Obama called Israel's Prime Minister Benjamin Netanyahu after the deal was reached with Iran last Saturday night, but rather than trying to reassure the Israelis, the president's message seems to have been that Netanyahu should stop whining about it, since Israeli unhappiness with the deal makes life more difficult for Obama with Congress.

American relations with Israel during the Obama years have been on two tracks -- stopping Iran from going nuclear (Israel's desire), and forcing an agreement between Israel and the Palestinians (Obama's desire). With Israel visibly unhappy with the American deal with Iran, what does it signal for the Israeli-Palestinian track? Jonathan Freeland, the resident Israel-basher at The Guardian, thinks now is the time for Obama to ratchet up the pressure on Israel to finally get a deal done with the Palestinians. Freeland, his paper, The New York Times, Obama himself, and the other "great minds" with whom the president discusses grand strategy -- Valerie Jarrett, Tom Friedman, and David Ignatius among them -- are all convinced that nothing has prevented a deal in the past except for Israeli intransigence (which some of them can even spell), and Israeli settlement policy. The time has come for one more attempt to break Israel's back (all for Israel's own good, of course, as the encouragers of backbreaking will argue).
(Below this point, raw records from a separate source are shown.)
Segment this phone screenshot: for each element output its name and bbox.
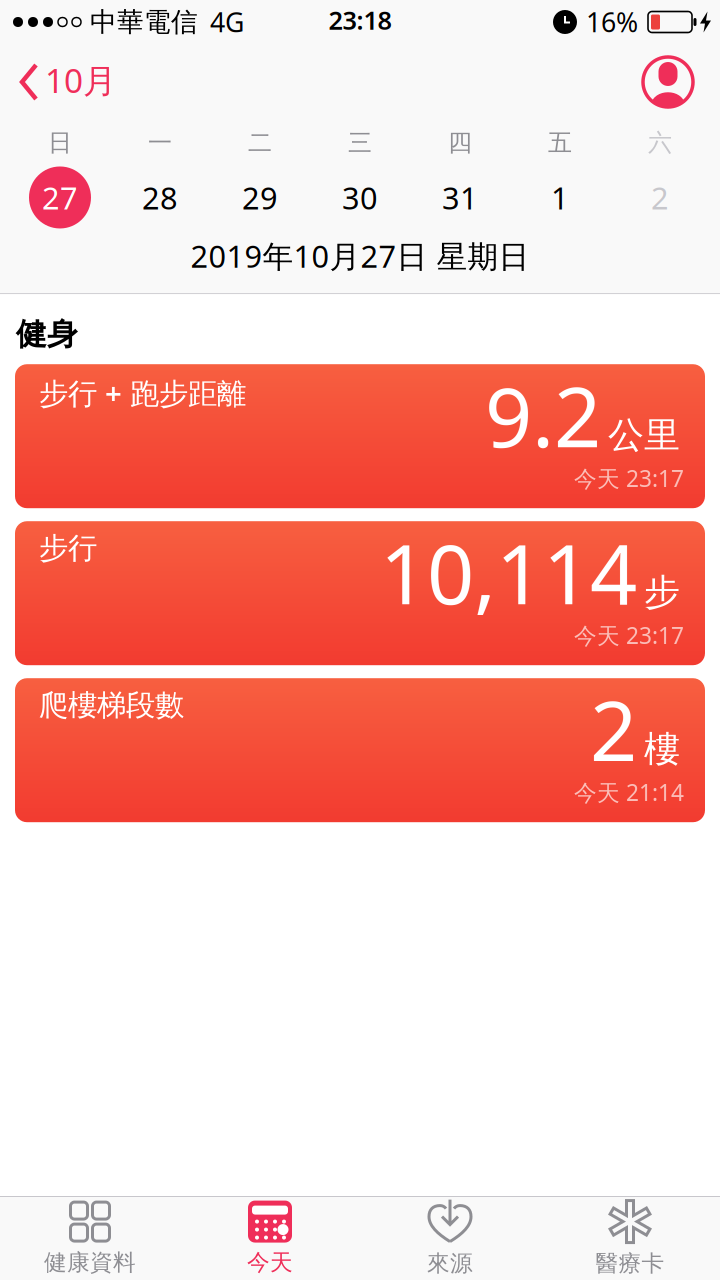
staticText: 今天 23:17 [574, 463, 684, 493]
staticText: 2019年10月27日 星期日 [190, 236, 530, 276]
staticText: 今天 23:17 [574, 620, 684, 650]
button[interactable]: 29 [210, 166, 310, 228]
staticText: 今天 21:14 [574, 777, 684, 807]
staticText: 醫療卡 [596, 1250, 664, 1277]
staticText: 29 [242, 177, 278, 218]
staticText: 2 [651, 177, 669, 218]
staticText: 健康資料 [44, 1249, 136, 1276]
staticText: 10,114 [380, 517, 637, 627]
staticText: 一 [148, 128, 172, 158]
button[interactable]: 28 [110, 166, 210, 228]
button[interactable]: 醫療卡 [540, 1198, 720, 1280]
button[interactable]: 1 [510, 166, 610, 228]
staticText: 16% [586, 4, 638, 40]
button[interactable]: 來源 [360, 1198, 540, 1280]
button[interactable]: 步行 + 跑步距離 [0, 364, 720, 508]
staticText: 27 [42, 177, 78, 218]
staticText: 今天 [247, 1249, 293, 1276]
staticText: 中華電信 [90, 6, 198, 38]
staticText: 四 [448, 128, 472, 158]
staticText: 來源 [427, 1250, 473, 1277]
staticText: 二 [248, 128, 272, 158]
staticText: 三 [348, 128, 372, 158]
button[interactable]: 2 [610, 166, 710, 228]
staticText: 31 [442, 177, 478, 218]
staticText: 4G [210, 4, 244, 40]
button[interactable]: 30 [310, 166, 410, 228]
staticText: 2 [590, 674, 637, 784]
staticText: 爬樓梯段數 [39, 687, 184, 723]
staticText: 步行 + 跑步距離 [39, 373, 246, 412]
staticText: 健身 [16, 315, 78, 353]
button[interactable]: 10月 [0, 60, 116, 104]
button[interactable]: 31 [410, 166, 510, 228]
staticText: 1 [551, 177, 569, 218]
staticText: 28 [142, 177, 178, 218]
staticText: 六 [648, 128, 672, 158]
staticText: 30 [342, 177, 378, 218]
staticText: 公里 [608, 413, 680, 457]
button[interactable]: 健康檔案 [643, 57, 720, 107]
staticText: 日 [48, 128, 72, 158]
button[interactable]: 2019年10月27日 星期日 [190, 228, 530, 293]
button[interactable]: 健康資料 [0, 1198, 180, 1280]
staticText: 步 [644, 570, 680, 614]
button[interactable]: 27 [10, 166, 110, 228]
button[interactable]: 步行 [0, 521, 720, 665]
staticText: 步行 [39, 530, 97, 566]
staticText: 10月 [45, 58, 116, 102]
staticText: 樓 [644, 727, 680, 771]
button[interactable]: 今天 [180, 1198, 360, 1280]
staticText: 9.2 [485, 360, 601, 470]
staticText: 23:18 [328, 3, 392, 37]
button[interactable]: 爬樓梯段數 [0, 678, 720, 822]
staticText: 五 [548, 128, 572, 158]
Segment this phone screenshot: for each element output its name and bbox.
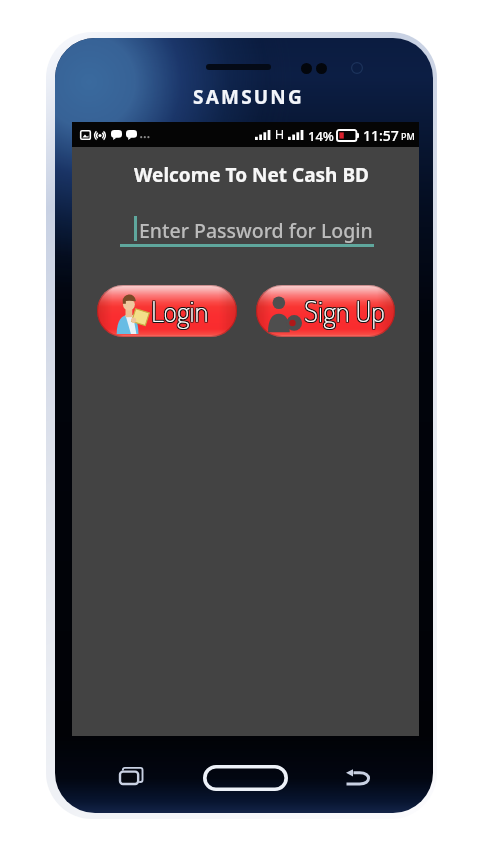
button[interactable]: Login <box>97 285 237 337</box>
staticText: Sign Up <box>305 293 386 330</box>
staticText: Sign Up <box>305 291 386 328</box>
staticText: Login <box>151 291 209 328</box>
staticText: Login <box>151 293 209 330</box>
staticText: Welcome To Net Cash BD <box>134 162 369 188</box>
staticText: PM <box>401 130 415 142</box>
staticText: Sign Up <box>304 292 385 329</box>
staticText: Login <box>152 291 210 328</box>
staticText: 11:57 <box>363 126 399 145</box>
button[interactable]: Recents <box>112 760 152 792</box>
staticText: Sign Up <box>303 292 384 329</box>
staticText: Sign Up <box>305 292 386 329</box>
staticText: SAMSUNG <box>193 84 304 110</box>
staticText: Sign Up <box>303 293 384 330</box>
staticText: Login <box>152 293 210 330</box>
staticText: Login <box>152 292 210 329</box>
staticText: Login <box>150 292 208 329</box>
button[interactable]: Back <box>340 762 378 792</box>
staticText: Login <box>150 291 208 328</box>
staticText: 14% <box>308 127 334 145</box>
staticText: Sign Up <box>304 293 385 330</box>
staticText: Login <box>151 292 209 329</box>
staticText: Login <box>150 293 208 330</box>
button[interactable]: Home <box>203 765 288 791</box>
staticText: Sign Up <box>303 291 384 328</box>
staticText: Enter Password for Login <box>139 217 373 244</box>
staticText: Sign Up <box>304 291 385 328</box>
button[interactable]: Sign Up <box>256 285 395 337</box>
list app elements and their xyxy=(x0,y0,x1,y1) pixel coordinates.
I think the expectation that Obama will give Israel time to salve its wounds is misguided. This is a president who came to office determined to weaken the influence of the pro-Israel community, and "rebalance" Israel's relationship with its neighbors, Iran and the Palestinians. Rebalancing of course, can be defined here as weakening Israel's strategic position, since Israel's relative strength is perceived to be unfair and some of its power (and wealth) needs to be redistributed.

The president, a narcissist to the end, may think he is on a roll in the Middle East. His press clippings are certainly better these days on this front than for his health care reform. So with a bit of momentum, he may well think now is the time for him to slam down the hammer on the so-called "peace process," or rather, slam it down once again on Israel. And if he needs a workman to do the job, he can count on John Kerry, who, once again, will be "reporting for duty."